Brief Thoughts on Brookfield's Investor Day
Brookfield is Cheap Compared to Plan Value
BN is trading around $50.00, with their plan value (basically a sum-of-the-parts valuation) at $84. I have it closer to $90 as of today. ~$52 per share can be attributed to the per share value of BN’s stakes in its four publicly traded affiliates. Then you have $4 in accumulated but unrealized carry, $17 in targeted carry, $13 in the annuity business, $16 in its real estate owned on balance sheet.
They Plan to Grow their Insurance (Annuity) Business in a Big Way
Insurance Portfolio Will Be Deployed into Funds and Core Real Estate
Cash From the Monetization of Core Real Estate Assets Can Be Used for Buybacks
One question got directly to how to use the insurance portfolio to close the gap between trading value and plan (intrinsic) value. Deploy part of the insurance balance sheet into their highest quality balance sheet real estate and use that freed cash to repurchase shares.
The point was touched on in their presentation as they covered the expected amount of balance sheet realizations between now and 2029.
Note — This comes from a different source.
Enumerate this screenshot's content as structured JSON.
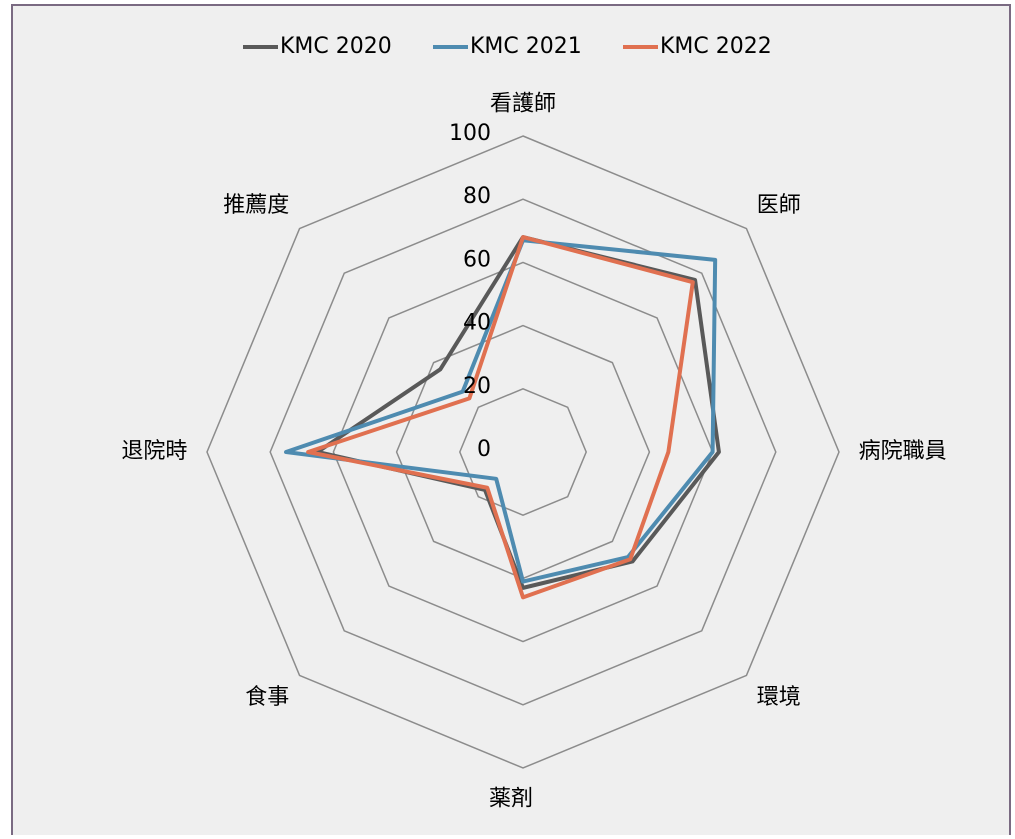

Balance Sheet Real Estate (which is getting no value in the SOTP), will be Much Smaller In The Future
Balance sheet real estate, which is only a part of their “Operating Businesses” will be reduced as per the above slide. That said, Operating Businesses’ DE is projected to grow slightly between now and 2029, where DE as a whole is expected to CAGR at 25%.
Conclusion
Brookfield has many levers to pull to realize value. They can grow their asset management business via their several flagship strategies. Their nascent, but now $100B, insurance business should drive a material amount of growth. It should also help Brookfield turn real estate assets, which seem to be valued at zero by the street, into cash which will likely be deployed into share repurchases.